The NRL has warned clubs they will be fined if trainers incorrectly attempt to stop play during the finals without checking to see if a player is seriously injured.
Under NRL rules to protect player safety, trainers have the right to ask referees to stop play if they believe one of their players has suffered a serious injury.
But the league believe they have found footage of play being stopped for injuries such as cramps and corks in recent weeks, and before trainers had even assessed players.
"No one wants to be defending with 12 players, but we do have the option to continue playing if a player hasn't received a serious injury," the NRL's head of football Graham Annesley said.
"If trainers are going to be calling on referees to stop play, they need to make sure they are dealing with a serious injury.

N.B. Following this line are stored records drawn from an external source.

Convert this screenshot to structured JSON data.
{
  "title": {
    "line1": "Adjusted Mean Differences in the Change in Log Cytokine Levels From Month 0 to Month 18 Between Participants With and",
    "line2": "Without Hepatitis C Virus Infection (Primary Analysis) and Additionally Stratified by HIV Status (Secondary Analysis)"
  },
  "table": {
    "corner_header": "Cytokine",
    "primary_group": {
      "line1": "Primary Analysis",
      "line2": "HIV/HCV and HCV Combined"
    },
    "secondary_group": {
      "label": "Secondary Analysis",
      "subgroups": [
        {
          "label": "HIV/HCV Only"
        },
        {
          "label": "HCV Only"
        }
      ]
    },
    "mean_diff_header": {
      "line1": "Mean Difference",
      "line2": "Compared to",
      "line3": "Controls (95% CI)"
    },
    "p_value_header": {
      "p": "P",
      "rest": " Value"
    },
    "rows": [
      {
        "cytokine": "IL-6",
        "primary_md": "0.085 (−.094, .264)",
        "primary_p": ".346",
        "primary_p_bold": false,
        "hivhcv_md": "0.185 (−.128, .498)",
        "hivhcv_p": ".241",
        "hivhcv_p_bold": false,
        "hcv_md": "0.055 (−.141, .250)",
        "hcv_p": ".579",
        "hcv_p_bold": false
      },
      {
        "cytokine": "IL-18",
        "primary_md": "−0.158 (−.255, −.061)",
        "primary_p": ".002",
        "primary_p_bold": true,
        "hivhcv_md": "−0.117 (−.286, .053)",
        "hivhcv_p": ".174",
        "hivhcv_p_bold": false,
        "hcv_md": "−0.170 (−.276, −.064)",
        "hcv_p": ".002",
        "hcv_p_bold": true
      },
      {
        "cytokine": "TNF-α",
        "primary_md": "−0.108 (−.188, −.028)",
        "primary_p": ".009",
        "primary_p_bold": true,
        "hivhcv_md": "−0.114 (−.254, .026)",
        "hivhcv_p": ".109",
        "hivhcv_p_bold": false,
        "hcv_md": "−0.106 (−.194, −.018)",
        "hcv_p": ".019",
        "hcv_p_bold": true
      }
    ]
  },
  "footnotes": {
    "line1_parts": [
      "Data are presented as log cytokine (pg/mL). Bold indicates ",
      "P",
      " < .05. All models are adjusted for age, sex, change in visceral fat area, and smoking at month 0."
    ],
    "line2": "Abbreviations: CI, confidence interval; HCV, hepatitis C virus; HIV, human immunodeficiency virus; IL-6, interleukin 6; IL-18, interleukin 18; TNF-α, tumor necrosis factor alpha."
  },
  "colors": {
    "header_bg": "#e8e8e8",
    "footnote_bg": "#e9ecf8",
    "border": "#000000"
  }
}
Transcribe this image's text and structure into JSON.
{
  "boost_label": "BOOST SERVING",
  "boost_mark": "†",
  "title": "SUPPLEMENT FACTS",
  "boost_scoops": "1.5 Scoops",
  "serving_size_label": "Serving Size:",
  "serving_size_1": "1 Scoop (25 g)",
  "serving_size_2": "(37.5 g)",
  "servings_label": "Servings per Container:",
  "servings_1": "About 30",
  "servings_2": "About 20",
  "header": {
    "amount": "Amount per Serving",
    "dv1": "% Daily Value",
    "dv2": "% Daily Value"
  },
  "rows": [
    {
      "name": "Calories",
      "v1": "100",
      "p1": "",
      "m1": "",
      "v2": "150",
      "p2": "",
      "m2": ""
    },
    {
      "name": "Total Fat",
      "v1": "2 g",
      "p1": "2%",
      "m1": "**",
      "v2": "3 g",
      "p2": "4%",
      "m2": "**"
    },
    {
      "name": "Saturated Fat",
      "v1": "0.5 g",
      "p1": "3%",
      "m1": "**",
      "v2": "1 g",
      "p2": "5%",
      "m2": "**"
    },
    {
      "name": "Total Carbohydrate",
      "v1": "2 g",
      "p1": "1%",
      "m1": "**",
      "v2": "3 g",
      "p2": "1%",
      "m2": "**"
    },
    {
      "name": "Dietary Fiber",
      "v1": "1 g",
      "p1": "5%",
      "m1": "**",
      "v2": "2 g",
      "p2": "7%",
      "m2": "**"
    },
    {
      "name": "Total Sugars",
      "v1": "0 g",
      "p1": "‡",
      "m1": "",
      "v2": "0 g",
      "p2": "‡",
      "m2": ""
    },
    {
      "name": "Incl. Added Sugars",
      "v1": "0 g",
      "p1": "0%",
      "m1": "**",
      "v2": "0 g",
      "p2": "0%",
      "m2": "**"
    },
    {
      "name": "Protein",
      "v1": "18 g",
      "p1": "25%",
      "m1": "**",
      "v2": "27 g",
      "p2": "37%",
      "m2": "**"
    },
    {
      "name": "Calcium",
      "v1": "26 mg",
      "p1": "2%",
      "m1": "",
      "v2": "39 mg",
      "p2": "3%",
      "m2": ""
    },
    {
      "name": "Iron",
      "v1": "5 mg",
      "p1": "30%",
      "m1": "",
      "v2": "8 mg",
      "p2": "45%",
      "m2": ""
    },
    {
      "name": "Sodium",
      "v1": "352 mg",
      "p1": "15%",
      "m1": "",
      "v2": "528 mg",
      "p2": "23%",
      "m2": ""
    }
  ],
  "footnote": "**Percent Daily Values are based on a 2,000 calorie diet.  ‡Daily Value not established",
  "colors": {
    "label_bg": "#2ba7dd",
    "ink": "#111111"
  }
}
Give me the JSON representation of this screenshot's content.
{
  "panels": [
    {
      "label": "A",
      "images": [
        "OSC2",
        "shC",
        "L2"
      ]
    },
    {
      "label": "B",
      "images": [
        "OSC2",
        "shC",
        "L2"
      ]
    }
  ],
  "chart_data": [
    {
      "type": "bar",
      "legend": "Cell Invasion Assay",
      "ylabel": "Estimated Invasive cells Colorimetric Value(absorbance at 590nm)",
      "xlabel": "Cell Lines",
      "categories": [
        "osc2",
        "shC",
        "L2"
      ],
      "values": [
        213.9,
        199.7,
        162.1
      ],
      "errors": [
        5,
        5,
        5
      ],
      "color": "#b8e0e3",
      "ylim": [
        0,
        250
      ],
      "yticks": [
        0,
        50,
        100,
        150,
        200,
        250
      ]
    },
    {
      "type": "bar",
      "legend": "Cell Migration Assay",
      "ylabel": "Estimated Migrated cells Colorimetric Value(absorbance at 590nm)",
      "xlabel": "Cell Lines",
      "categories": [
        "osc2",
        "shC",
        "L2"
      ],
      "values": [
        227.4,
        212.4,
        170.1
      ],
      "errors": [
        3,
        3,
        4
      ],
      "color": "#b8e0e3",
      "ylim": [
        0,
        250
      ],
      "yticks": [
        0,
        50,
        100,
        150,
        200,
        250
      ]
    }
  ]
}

"And we've seen some instances where clearly ... that hasn't happened.
"If you haven't examined him it's very difficult to take that view (that they are seriously injured)."
The NRL's protocols state player must be assessed before a trainer can stop play, after deciding the problem is serious enough.
The league technically considers serious injuries as those that may require a doctor to come on-field, although the rules are often relaxed if a player is in distress.
The issue has become a pet peeve with fans this season, while Manly coach Des Hasler also raised concerns over teams controlling the momentum of play with the stoppages last month.
Annesley said it was not the job of referees to know whether a trainer had already approached the players, with the issue only reviewed by NRL management after matches.
No clubs had yet been fined, but Annesley said the NRL would be ready to if trainers didn't follow the right protocol in the finals.
"Over recent weeks we have noticed it has started to occur so today we are putting everyone on notice," Annesley said.
"We are effectively starting a new part of the competition and we want everyone to know we are monitoring it.
"They can determine generally quickly that there is a serious injury, so it doesn't slow the process down.
"But I think it does make a mockery of the rules if someone is chasing after the referees to stop the game when they haven't even assessed the player."